22. Daniel Jones, New York Giants
Despite being coached by the eventually-dismissed Pat Shurmur and having to navigate through a curious second season from Saquon Barkley, Jones looked worthy of the No. 6 overall pick in his first NFL season. In 12 starts, Jones tossed 24 touchdowns and was picked off 12 times, a pretty impressive ratio for a rookie. He also ran for 279 yards, displaying the ability to take off when needed, something that's essentially a requirement in today's game. The biggest issue that Jones needs to fix from his rookie season is his fumbling, as he led the NFL with 18 fumbles. That should be something that's correctable, especially if he has better protection after the Giants used the No. 4 overall pick on former Georgia offensive tackle Andrew Thomas. Jones may not have the ceiling of being a top-five starter, but he projects as someone capable of being a top-half-of-the-league starter for a long time.

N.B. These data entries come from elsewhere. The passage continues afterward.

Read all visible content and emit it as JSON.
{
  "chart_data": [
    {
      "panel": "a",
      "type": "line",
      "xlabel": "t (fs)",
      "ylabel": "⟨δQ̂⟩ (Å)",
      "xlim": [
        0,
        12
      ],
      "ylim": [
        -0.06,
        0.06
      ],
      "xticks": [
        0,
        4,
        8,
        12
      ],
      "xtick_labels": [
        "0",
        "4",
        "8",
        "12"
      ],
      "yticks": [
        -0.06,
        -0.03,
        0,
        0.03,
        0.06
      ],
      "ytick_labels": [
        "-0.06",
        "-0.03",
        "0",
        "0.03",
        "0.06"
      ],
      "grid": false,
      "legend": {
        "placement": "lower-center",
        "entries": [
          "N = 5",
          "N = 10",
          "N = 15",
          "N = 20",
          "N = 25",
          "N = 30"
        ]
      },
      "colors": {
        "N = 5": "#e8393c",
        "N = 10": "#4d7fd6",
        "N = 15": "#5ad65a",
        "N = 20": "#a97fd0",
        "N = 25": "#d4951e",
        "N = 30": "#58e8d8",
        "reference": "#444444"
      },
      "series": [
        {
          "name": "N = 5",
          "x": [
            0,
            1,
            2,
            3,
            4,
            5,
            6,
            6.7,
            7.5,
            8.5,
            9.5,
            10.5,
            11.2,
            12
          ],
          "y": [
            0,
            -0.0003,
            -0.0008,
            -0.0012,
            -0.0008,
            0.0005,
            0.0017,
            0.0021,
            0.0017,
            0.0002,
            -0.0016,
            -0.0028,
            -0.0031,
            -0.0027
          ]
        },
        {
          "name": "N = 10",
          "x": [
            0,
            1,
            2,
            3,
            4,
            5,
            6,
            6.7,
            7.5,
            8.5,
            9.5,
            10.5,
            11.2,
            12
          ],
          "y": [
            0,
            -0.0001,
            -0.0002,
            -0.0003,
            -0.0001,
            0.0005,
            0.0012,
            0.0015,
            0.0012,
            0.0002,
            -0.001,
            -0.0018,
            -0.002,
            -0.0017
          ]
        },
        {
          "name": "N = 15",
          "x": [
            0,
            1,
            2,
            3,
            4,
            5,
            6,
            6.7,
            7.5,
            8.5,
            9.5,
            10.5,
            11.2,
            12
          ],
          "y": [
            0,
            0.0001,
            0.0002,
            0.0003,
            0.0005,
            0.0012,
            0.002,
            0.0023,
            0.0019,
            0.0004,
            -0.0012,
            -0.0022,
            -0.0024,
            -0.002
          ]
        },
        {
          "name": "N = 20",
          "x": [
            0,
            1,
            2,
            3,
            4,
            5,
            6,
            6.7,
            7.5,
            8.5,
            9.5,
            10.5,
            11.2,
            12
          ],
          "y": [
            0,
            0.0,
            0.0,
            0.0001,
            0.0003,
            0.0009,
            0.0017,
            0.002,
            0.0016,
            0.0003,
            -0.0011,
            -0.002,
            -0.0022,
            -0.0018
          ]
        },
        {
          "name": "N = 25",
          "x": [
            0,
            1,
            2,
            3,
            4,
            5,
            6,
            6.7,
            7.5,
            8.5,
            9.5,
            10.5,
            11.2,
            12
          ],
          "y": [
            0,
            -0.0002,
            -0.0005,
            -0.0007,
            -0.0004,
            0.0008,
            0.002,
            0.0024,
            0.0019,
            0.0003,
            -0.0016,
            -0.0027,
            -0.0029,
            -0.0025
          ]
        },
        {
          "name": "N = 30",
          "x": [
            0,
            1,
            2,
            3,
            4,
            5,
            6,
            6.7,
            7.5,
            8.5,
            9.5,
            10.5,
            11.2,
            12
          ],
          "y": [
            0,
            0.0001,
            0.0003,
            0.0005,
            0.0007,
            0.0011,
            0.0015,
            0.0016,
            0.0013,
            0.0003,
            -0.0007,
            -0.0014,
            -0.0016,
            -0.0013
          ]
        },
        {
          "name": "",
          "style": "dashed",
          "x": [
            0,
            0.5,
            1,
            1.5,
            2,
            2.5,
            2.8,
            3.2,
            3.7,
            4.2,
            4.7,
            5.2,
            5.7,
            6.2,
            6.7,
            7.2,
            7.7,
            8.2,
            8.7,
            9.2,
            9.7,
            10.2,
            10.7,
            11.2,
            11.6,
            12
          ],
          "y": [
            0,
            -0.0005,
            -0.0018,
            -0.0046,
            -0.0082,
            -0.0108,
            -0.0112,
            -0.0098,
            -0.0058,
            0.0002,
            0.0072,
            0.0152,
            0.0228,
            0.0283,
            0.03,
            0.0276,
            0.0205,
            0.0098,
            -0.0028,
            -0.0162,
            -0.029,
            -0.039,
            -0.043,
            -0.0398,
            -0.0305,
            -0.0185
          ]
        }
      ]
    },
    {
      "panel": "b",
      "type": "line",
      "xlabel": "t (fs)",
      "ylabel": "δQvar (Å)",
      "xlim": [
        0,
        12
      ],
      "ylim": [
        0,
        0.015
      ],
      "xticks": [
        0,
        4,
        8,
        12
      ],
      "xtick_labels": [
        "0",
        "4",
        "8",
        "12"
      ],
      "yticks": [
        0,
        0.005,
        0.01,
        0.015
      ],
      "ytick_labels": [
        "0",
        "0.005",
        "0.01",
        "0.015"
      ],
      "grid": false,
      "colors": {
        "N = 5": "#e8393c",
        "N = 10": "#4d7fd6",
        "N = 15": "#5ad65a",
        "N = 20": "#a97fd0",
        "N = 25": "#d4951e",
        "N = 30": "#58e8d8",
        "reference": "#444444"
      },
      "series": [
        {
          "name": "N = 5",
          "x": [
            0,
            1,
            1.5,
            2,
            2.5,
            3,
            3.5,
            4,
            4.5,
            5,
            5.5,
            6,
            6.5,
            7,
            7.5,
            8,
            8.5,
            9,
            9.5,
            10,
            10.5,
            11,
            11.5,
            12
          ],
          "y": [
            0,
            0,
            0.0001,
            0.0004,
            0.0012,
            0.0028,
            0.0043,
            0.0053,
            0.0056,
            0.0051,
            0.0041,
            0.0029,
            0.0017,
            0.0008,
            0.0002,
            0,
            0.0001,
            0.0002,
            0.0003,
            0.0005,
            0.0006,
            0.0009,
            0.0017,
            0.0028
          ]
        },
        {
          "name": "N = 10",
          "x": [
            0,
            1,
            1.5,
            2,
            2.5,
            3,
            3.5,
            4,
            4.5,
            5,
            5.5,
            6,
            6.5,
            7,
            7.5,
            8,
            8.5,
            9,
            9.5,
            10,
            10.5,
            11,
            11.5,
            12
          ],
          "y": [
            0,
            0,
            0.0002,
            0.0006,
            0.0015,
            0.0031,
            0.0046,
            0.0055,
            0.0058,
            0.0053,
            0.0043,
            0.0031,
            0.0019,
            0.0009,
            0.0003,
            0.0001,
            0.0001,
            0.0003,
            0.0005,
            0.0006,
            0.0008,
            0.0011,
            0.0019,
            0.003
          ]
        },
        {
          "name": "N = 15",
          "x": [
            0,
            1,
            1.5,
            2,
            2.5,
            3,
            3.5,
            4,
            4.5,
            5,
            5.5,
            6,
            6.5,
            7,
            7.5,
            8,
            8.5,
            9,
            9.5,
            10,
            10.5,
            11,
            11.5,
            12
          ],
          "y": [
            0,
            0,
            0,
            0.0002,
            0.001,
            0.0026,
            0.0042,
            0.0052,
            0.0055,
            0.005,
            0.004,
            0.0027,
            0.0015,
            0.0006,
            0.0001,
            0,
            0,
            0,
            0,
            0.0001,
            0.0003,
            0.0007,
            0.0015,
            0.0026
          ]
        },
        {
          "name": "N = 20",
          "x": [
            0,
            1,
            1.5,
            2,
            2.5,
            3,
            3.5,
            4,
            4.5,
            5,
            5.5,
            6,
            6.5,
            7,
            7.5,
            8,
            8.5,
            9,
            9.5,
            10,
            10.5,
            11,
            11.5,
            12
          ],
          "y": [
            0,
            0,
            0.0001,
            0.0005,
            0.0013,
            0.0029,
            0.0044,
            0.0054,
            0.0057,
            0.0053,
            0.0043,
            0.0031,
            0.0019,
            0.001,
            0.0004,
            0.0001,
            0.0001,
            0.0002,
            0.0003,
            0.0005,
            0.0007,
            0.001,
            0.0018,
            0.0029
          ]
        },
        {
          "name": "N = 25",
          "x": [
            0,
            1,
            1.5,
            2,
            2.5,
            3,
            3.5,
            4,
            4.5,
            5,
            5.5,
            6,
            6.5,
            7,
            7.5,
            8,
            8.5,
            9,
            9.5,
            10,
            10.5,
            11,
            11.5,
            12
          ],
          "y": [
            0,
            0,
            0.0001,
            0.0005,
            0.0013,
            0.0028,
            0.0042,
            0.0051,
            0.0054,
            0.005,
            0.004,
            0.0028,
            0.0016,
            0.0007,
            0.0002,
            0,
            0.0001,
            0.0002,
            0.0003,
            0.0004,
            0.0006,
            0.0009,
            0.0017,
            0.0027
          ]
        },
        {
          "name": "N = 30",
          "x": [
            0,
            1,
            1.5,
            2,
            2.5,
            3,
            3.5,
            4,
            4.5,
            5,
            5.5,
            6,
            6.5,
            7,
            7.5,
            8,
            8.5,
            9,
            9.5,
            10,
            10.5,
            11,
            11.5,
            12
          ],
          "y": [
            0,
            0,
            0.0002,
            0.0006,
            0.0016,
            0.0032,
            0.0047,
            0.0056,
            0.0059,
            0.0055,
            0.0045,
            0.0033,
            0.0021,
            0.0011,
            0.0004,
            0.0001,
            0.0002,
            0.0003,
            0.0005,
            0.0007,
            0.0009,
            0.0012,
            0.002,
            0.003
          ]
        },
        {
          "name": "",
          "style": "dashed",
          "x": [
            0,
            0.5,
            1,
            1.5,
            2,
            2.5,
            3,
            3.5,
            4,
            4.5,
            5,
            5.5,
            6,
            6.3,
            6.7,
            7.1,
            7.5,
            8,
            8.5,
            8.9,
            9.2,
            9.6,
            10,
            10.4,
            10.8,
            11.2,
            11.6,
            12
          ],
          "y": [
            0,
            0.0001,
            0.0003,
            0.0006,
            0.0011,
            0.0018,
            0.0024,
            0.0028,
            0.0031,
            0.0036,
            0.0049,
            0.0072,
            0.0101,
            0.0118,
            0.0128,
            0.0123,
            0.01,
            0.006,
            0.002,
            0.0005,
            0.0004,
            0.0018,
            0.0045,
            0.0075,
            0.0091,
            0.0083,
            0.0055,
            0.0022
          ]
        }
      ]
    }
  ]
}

21. Jared Goff, Los Angeles Rams
2020 can't be a make-or-break year for Goff because the Rams are essentially tied to the former No. 1 overall pick contractually through the 2022 season. However, after the Rams' offense laid an egg in Super Bowl LIII, Goff saw massive regression in 2020. In his age-25 season, Goff was asked to throw a league-high 626 times, and ended up being picked off a career-high 16 times. Don't listen to the spin, Sean McVay is a really good offensive mind. He'll need to do a better job putting Goff in situations to be successful this year, including running the ball more, which one would expect after they spent a second-round pick on Cam Akers. Still, Goff will take home over $31 million in 2020, and his individual performance needs to reflect as such.